Корчмарь, ничего больше не сказав, поставил свечку на пол и принялся наводить порядок. Казанова увидел на его перекошенном, покрытом каплями пота лице гримасу смертельного ужаса. Чего он боится? Вернее, кого? Может, кости вовсе не искусственные, не стоило верить старому лгуну. Нагнулся и поднял лежащий под ногами череп. Раздался странный звук, похожий на стон; корчмарь поспешно закашлял. Последние сомнения отпали: в подвале, кроме них, есть кто-то еще. Он действительно минуту назад слышал чье-то дыхание. Сара? Пожалуй, нет, этот зверек не просидел бы так долго не шевелясь.
Держа в одной руке свечу, а в другой — созданный человеческими руками, а не божественным промыслом череп, Джакомо раздвинул сундуки и протиснулся к стене.

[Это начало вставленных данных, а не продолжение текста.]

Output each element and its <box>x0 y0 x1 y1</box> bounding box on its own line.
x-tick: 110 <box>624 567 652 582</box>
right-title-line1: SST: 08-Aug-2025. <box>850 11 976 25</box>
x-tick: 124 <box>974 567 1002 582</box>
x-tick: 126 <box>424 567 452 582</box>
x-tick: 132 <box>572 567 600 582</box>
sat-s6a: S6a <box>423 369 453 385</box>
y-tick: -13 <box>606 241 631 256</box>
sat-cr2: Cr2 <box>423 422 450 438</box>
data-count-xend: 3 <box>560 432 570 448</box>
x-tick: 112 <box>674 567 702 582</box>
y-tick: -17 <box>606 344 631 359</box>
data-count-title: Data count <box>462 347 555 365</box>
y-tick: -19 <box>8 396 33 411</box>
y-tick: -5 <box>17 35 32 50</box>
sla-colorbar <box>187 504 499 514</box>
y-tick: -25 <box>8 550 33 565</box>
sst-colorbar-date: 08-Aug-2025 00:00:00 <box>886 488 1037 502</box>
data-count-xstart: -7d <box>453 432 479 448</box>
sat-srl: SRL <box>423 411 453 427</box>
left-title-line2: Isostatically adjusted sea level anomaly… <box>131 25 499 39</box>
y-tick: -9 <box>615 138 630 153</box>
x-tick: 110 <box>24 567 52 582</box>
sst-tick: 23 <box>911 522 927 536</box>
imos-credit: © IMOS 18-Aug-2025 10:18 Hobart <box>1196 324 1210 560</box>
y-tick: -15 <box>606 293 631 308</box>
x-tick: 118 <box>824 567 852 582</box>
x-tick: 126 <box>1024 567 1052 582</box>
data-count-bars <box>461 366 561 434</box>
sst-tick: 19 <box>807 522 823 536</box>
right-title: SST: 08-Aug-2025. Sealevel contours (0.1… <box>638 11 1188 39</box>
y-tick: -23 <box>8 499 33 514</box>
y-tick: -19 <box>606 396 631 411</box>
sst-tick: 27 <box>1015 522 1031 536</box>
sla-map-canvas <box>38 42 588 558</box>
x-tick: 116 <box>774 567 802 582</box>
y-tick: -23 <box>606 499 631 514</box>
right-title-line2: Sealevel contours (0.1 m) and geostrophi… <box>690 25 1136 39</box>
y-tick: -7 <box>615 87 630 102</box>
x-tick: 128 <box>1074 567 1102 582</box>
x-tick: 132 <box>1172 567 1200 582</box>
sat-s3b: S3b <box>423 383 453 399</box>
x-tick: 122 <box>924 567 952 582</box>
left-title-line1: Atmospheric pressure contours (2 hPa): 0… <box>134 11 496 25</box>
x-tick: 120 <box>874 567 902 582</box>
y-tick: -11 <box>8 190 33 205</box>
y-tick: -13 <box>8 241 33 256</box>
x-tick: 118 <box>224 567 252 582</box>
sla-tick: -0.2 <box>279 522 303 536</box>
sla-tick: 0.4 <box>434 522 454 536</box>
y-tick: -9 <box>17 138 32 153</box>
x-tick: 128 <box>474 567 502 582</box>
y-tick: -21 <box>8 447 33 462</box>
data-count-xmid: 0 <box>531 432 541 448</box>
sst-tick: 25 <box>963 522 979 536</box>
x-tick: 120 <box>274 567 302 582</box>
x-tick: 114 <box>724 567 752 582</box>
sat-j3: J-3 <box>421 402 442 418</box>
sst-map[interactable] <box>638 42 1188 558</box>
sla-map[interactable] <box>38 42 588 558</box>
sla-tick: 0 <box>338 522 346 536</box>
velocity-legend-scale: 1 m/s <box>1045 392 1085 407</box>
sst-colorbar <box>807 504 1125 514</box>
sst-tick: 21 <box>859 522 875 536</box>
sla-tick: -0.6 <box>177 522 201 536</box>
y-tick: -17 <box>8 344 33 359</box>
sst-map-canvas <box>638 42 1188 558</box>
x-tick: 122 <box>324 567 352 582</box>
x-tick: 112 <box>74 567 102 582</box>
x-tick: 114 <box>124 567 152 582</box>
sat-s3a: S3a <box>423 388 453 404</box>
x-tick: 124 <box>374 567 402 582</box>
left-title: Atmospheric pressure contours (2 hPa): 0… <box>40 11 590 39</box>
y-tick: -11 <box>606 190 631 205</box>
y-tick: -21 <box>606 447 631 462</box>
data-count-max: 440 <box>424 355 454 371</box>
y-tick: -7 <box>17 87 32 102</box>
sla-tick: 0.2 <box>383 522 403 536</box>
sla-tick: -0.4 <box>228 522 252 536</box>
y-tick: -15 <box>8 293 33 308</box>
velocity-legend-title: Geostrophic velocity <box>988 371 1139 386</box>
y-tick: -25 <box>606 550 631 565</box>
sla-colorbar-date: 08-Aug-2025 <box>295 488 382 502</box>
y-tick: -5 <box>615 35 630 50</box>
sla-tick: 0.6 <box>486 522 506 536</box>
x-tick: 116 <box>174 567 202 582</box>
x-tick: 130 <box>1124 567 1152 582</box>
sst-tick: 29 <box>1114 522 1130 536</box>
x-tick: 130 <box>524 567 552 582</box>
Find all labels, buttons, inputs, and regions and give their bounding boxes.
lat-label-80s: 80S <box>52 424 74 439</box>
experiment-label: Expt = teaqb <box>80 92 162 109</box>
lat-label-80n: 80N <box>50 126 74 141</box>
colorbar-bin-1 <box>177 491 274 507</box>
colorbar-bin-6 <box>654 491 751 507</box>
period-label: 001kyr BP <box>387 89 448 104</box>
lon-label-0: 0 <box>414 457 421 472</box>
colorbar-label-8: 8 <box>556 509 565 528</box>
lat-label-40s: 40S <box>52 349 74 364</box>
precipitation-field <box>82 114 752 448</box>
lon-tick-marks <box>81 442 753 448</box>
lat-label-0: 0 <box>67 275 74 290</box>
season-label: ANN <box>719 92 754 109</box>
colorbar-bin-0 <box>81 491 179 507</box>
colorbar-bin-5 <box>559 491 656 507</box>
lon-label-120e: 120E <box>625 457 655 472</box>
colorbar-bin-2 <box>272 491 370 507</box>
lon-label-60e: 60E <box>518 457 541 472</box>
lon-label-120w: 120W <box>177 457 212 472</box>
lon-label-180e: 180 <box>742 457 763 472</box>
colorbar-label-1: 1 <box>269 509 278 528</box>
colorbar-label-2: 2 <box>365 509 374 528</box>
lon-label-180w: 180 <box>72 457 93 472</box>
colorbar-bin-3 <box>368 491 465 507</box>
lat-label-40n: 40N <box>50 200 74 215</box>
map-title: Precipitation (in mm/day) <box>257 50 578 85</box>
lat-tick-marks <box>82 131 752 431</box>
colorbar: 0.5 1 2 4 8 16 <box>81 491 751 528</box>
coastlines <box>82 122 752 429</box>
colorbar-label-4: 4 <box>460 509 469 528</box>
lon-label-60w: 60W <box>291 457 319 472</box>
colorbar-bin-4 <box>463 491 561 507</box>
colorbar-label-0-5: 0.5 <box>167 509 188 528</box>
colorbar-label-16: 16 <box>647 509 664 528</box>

На соломенной подстилке лежал мальчик — его мальчик-чудотворец. Левая рука у него была обмотана тряпкой в бурых пятнах крови, глаза блестели от страха и жара. Он не шелохнулся — покорно ждал нового удара судьбы.
Казанова не столько услышал, сколько почуял опасность. Обернуться он бы не успел, отскочить было некуда, оставалось только толкнуть всем телом гору ящиков. Корчмарь — грузная туша, скорее смешная, чем внушающая опасение, — грохнулся на пол. Джакомо кое-как устоял, но нечаянно сломал свечу, которую держал в руке, и горячий стеарин обрызгал рубашку. Выругавшись, он потянулся за шпагой, но… пальцы угодили в глазницы шутовского черепа, и, пытаясь их высвободить, Джакомо осознал, где он и что — полуголый и босой — здесь делает. И только пнул корчмаря в зад.